Alors que l’invagination chez les patients pédiatriques est généralement de nature idiopathique, moins de 10 % des cas chez les adultes sont dus à une cause inconnue . Chez les adultes, des études ont montré que l’invagination est causée par des tumeurs malignes dans jusqu’à 87 % des cas, selon le site du point d’entrée, la plupart des autres cas étant causés par des tumeurs bénignes. Les taux les plus élevés de tumeurs malignes se trouvent dans le côlon, alors que les tumeurs malignes dans l’intussusception entérique sont moins fréquentes .

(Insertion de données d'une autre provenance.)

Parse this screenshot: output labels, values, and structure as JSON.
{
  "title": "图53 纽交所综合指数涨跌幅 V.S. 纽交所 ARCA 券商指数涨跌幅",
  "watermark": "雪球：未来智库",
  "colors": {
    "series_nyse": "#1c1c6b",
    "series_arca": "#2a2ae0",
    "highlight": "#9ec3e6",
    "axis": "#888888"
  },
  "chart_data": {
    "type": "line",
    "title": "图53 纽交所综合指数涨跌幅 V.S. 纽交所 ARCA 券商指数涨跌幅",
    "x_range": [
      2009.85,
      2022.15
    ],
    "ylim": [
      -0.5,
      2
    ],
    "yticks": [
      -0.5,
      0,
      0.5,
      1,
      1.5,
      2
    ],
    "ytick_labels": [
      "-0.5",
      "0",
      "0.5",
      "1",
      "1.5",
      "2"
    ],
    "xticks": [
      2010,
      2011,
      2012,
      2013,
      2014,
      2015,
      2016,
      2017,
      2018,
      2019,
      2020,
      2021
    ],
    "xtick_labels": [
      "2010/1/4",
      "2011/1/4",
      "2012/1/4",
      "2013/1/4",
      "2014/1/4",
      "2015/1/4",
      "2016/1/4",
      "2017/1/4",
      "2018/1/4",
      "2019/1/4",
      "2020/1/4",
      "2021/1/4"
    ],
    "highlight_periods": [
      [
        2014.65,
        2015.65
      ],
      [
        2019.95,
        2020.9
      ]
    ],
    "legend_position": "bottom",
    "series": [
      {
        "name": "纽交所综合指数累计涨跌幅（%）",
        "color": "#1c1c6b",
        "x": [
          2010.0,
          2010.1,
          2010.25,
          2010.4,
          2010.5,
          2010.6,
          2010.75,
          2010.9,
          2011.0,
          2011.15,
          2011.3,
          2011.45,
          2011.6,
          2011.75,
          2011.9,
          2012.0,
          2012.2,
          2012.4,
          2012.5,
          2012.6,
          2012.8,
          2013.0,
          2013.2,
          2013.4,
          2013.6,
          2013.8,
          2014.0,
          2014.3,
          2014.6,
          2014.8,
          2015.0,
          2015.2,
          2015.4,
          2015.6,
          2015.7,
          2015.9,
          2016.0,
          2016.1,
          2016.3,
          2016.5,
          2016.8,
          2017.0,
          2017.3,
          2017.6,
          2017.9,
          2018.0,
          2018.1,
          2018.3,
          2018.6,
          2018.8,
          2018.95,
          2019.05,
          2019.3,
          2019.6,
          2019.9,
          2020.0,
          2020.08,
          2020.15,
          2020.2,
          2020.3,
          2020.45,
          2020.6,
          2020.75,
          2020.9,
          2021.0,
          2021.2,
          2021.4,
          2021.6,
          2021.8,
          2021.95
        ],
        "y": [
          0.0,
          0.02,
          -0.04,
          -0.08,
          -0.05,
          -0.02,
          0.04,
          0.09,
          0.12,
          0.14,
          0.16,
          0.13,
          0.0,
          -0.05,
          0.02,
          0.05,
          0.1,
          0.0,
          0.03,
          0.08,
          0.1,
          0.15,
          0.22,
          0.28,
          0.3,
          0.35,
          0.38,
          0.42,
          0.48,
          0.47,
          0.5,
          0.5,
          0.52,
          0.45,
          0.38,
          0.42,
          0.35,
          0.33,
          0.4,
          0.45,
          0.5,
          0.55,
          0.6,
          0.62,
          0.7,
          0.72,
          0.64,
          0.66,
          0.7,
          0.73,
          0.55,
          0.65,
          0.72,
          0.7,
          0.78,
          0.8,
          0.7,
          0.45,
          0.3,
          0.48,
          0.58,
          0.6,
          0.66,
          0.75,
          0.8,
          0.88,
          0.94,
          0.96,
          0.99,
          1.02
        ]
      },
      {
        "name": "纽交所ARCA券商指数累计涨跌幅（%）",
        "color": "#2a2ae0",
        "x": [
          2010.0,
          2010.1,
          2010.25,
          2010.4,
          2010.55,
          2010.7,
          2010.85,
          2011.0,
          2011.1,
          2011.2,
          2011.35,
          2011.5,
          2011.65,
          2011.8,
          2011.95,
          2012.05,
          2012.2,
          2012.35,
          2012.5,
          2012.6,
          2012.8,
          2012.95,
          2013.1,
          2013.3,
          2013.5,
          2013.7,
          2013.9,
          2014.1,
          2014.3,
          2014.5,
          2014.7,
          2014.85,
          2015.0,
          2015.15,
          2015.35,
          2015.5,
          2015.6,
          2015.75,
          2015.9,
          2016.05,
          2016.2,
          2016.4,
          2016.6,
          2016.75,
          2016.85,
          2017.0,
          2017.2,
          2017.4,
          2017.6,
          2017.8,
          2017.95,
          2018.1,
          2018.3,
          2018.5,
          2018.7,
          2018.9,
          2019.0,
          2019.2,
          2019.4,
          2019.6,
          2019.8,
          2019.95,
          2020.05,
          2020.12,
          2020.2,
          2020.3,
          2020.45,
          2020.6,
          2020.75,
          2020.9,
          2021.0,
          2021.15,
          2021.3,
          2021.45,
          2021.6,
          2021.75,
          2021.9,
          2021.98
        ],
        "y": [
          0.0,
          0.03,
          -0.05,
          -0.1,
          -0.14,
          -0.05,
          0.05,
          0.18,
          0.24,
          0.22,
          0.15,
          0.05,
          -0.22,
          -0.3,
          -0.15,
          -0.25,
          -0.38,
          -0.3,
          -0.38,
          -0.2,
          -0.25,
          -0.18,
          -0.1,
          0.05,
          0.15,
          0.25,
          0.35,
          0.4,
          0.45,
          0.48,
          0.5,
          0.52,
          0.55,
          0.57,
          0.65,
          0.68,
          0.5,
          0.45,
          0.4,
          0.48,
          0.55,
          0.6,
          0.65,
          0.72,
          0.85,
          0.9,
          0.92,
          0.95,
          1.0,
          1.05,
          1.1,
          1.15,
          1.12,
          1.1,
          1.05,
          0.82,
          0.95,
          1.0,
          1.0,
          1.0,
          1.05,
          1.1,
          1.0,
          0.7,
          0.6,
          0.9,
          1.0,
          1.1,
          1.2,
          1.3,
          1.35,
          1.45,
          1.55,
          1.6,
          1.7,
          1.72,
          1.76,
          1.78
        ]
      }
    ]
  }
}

Un diagnostic préopératoire correct est posé dans moins de 50 % des cas d’intussusception chez l’adulte . La probabilité d’un diagnostic correct augmente avec l’utilisation de tests radiologiques, en particulier la tomodensitométrie. Les résultats classiques de la tomodensitométrie abdominale sont les signes de la cible ou du beignet sur la coupe transversale et les signes du pseudo-rein sur les coupes coronales. Dans notre cas, comme dans les rapports précédents, nous avons pu diagnostiquer l’invagination iléale en préopératoire grâce à la tomodensitométrie. Les études barytées et l’échographie peuvent également aider au diagnostic. La coloscopie est utile lorsque les symptômes présentés indiquent une obstruction colique ou que la tomodensitométrie indique une pathologie colique .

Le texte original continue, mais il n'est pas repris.